Method of joints This method for finding the forces in the members of a truss consists of satisfying the conditions of equilibrium for the forces acting in the connecting pin of each joint. The method therefore deals with the equilibrium of concurrent forces, and only two independent equilibrium equations are involved.

Examples: 1. Determine the force in each member of the simple equilateral truss shown. Answer: AB = 736 N (T), AC = 368 N (T), BC = 736 N (C)

2. Determine the force in each member of the loaded truss. Answer: AB = DE = 96 kN (C), AH = EF = 75 kN (T), BC = CD = 75 kN (C), BH = CG = DF = 60 kN (T), CH = CF = 48 kN (C), GH = FG = 112.5 kN (T)

3. Determine the magnitude and nature of the force in the members BC, GC, and GF of the inclined truss shown. Answer: BC = 24 kN (C), GC = 27.7 kN (C), GF = 20.8 kN (T)

4. A king post truss of 8 m span is loaded as shown in the figure. Find the forces in the members BF and DH. Answer: BF = DH = 0 kN

5. Determine the force in each member of the loaded truss. Answer: AB = 12 kN(T), AE = 3 kN (C), BC = 5.20 kN (T), BD = 6 kN (T), BE = 5.20 kN (C), CD = DE = 6 kN (C)

ZERO-FORCE MEMBERS Truss analysis using the method of joints is greatly simplified if we can first identify those members which support no loading. These zero-force members are used to increase the stability of the truss during construction and to provide added support if the loading is changed. The zero-force members of a truss can generally be found by inspection. Rule 1: If only two members form a truss joint and no external load or support reaction is applied to the joint, the two members must be zero-force members. Rule 2: If three members form a truss joint for which two of the members are collinear, the third member is a zero-force member provided no external force or support reaction is applied to the joint.

Method of sections When analyzing plane trusses by the method of joints, we need only two of the three equilibrium equations because the procedures involve concurrent forces in each joint. We can take advantage of the third or the moment equation of equilibrium by selecting an entire section of the truss for the free body in equilibrium under the action of a non-concurrent system of forces. This method of sections has the basic advantage that the force in almost any desired member may be found directly from an analysis of a section which has cut that member. Thus, it is not necessary to proceed with the calculation from joint to joint until the member in question has been reached. In choosing a section of the truss, we note that, in general, not more than three members whose forces are unknown should be cut, since there are only three available independent equilibrium equations.
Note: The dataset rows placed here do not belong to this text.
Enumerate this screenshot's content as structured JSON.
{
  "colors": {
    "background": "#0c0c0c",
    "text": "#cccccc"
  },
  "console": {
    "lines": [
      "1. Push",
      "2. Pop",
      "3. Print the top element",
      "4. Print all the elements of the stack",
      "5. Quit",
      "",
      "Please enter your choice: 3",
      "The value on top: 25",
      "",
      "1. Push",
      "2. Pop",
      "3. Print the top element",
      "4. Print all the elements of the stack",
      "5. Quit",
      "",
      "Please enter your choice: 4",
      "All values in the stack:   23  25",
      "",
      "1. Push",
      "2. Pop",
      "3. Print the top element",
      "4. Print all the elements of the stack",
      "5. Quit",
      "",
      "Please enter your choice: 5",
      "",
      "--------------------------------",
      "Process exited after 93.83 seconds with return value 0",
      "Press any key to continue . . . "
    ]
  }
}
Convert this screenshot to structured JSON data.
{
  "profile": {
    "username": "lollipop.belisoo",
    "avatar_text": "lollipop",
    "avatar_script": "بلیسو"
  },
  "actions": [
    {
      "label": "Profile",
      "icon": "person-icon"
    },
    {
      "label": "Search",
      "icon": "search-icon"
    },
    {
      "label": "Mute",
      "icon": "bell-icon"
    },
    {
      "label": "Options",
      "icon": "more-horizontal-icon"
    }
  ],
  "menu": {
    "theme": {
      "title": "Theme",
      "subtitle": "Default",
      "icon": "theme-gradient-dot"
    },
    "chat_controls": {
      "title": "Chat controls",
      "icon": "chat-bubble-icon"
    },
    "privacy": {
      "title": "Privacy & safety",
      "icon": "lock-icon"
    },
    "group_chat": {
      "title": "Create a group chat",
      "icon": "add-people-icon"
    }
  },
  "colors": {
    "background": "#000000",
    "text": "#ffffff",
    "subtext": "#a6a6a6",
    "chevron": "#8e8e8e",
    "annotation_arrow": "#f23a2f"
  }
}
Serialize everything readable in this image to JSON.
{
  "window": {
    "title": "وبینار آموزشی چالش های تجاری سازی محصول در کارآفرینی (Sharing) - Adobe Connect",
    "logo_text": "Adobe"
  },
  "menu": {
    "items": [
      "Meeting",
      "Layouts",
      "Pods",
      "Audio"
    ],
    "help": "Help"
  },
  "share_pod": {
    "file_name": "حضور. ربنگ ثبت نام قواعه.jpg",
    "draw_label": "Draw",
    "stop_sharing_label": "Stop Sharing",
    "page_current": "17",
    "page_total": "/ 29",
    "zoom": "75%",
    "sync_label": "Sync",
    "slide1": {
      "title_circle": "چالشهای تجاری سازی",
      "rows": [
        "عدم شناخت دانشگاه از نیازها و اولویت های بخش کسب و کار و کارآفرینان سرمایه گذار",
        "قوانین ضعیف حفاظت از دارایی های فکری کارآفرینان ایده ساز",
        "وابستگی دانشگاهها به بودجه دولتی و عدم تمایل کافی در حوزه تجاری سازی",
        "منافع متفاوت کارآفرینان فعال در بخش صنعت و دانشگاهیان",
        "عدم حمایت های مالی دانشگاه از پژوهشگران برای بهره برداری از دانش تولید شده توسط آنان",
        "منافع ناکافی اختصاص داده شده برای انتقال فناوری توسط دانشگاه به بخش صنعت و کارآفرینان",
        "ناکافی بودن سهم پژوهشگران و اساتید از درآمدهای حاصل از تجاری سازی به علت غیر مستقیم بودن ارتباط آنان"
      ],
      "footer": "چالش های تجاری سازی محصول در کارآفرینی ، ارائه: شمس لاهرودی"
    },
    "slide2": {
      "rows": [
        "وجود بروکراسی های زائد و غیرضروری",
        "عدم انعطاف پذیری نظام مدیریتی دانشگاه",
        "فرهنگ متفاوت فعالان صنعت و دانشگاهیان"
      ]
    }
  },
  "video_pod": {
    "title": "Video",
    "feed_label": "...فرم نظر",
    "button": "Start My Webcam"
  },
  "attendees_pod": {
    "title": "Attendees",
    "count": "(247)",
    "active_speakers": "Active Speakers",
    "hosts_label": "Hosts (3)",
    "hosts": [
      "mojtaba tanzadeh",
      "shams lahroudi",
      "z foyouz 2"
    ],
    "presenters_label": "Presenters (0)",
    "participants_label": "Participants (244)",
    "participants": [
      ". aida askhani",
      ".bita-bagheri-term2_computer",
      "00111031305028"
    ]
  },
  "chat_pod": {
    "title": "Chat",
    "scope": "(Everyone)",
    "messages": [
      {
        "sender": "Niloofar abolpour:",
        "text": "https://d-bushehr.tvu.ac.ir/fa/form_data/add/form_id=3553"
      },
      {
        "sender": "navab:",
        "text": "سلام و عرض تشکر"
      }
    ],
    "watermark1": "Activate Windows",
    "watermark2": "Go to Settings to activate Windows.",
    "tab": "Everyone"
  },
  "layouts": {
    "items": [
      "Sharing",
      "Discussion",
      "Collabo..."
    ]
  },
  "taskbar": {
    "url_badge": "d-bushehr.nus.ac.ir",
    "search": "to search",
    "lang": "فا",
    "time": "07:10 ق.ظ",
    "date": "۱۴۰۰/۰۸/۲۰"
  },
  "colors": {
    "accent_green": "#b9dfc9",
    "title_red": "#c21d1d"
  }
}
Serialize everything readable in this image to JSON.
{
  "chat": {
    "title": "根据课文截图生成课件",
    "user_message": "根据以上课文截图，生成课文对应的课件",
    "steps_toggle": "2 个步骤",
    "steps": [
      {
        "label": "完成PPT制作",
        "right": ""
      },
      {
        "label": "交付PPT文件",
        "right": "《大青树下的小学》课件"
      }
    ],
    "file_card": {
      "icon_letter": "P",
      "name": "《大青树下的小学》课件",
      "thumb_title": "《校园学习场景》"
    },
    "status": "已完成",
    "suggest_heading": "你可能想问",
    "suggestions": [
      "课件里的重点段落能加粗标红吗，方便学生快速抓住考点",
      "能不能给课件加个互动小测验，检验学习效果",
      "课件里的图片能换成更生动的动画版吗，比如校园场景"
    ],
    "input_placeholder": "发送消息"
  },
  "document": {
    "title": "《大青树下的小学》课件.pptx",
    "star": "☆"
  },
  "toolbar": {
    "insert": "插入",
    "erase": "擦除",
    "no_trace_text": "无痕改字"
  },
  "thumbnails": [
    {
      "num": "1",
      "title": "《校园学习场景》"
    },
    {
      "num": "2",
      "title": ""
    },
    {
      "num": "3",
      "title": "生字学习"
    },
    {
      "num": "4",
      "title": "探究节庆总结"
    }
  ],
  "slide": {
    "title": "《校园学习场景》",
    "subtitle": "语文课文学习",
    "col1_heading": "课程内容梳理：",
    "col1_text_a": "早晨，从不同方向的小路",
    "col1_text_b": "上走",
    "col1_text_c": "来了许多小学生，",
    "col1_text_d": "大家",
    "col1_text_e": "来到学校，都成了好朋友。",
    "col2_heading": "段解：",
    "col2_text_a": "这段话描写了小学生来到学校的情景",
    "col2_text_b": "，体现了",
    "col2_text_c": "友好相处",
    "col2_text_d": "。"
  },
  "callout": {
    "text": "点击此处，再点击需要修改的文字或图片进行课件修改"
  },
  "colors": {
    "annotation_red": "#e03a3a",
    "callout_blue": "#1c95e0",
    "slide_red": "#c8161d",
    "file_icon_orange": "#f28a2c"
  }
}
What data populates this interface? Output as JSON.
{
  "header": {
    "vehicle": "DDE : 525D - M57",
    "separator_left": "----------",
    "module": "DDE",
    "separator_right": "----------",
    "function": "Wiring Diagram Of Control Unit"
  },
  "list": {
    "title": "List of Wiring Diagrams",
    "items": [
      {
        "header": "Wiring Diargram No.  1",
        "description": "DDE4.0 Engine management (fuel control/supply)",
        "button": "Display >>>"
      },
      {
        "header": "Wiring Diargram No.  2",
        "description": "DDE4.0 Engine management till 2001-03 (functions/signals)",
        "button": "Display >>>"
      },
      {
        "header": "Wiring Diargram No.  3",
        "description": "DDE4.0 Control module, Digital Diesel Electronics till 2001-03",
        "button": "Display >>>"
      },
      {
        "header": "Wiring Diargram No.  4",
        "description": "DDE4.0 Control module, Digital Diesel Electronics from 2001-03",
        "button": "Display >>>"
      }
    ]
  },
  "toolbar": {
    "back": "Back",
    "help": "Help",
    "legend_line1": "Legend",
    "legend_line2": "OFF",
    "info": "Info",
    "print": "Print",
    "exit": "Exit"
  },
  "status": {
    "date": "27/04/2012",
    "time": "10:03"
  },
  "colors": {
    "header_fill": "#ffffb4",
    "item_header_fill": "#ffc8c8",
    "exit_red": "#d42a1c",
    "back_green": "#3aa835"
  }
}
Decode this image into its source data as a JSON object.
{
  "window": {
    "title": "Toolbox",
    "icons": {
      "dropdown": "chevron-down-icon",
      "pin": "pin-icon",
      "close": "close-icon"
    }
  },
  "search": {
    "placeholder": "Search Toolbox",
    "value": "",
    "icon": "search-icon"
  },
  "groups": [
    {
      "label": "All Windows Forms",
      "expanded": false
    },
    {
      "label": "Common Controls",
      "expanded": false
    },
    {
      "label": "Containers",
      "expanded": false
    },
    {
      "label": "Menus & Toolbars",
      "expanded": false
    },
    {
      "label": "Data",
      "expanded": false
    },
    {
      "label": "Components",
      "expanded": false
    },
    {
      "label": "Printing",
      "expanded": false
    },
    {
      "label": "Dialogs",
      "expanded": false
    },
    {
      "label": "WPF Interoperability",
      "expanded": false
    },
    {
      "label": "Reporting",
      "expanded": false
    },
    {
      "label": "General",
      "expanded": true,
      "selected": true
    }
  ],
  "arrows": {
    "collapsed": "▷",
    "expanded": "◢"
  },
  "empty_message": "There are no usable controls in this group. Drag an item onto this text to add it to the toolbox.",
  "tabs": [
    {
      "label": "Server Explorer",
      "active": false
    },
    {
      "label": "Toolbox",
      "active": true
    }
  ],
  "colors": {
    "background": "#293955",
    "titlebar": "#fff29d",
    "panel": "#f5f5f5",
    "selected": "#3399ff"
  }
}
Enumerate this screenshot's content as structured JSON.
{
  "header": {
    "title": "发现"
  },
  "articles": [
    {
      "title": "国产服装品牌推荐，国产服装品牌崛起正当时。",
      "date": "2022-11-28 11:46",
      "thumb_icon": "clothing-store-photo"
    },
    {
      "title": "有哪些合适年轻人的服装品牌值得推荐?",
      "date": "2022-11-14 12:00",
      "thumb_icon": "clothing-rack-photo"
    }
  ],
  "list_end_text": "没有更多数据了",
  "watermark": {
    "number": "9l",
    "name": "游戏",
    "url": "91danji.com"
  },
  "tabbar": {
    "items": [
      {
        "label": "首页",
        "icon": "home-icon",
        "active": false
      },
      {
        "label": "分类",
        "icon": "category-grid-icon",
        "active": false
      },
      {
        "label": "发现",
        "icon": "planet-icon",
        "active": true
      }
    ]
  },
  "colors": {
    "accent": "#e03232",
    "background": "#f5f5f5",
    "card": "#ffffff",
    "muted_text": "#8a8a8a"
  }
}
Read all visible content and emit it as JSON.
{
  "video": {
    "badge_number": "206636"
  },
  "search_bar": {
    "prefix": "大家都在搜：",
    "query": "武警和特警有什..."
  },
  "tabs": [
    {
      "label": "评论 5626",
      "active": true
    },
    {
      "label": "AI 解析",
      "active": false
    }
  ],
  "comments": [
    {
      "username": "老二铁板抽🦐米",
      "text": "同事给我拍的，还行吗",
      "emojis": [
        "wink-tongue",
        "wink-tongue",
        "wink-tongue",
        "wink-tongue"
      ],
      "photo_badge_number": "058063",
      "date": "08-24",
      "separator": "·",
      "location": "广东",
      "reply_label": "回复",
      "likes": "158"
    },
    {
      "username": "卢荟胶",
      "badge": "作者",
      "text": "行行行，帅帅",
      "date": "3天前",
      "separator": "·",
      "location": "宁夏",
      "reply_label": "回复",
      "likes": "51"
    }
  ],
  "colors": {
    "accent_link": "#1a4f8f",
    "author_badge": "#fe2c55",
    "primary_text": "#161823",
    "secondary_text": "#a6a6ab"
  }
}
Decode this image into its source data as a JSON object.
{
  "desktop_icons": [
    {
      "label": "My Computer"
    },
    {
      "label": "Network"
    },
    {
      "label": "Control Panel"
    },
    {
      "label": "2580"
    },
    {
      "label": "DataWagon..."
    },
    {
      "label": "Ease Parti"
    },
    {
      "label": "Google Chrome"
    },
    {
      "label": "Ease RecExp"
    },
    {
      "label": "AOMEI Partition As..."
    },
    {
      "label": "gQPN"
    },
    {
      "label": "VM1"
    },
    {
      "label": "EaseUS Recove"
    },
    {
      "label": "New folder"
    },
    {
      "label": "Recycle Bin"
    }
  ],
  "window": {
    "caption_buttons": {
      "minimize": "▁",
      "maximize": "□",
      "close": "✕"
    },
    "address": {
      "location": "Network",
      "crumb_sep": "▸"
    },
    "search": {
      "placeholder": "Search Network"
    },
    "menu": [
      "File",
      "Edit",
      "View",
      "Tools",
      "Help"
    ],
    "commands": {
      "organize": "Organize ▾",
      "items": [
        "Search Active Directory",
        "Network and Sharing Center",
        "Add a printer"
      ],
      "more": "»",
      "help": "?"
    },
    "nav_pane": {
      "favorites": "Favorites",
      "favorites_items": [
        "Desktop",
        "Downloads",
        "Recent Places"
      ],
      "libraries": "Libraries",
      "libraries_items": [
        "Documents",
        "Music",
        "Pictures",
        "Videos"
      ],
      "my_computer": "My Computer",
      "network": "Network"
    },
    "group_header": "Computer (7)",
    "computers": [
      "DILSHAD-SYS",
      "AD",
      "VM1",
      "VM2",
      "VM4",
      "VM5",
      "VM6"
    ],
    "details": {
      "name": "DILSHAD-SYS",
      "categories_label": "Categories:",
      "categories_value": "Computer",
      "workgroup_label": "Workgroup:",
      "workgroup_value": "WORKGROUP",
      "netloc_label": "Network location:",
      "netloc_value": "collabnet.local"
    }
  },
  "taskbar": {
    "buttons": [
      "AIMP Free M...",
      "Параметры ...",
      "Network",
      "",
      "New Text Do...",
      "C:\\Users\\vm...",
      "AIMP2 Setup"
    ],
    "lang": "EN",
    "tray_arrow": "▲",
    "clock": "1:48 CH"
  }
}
Examples: 1. The figure shows a Warren girder consisting of seven members each of 3 m length freely supported at its endpoint. The girder is loaded at B and C shown. Find the forces in all the members of the girder, indicating whether the force is compressive or tensile. Answer: AB = 2.89 kN (C), AE = 1.44 kN (T), CD = 4.04 kN (C), DE = 2.02 kN (T), BE = 0.58 kN (T), BC = 1.73 kN (C), CE = 0.58 kN (C) 2. Determine the nature and magnitude of the forces in members 1, 2, and 3. Answer: P1 = 625 N (C), P2 = 750 N (T), P3 = 500 N (T)

3. Determine the force in member CG. Answer: 14.14 kips (T)...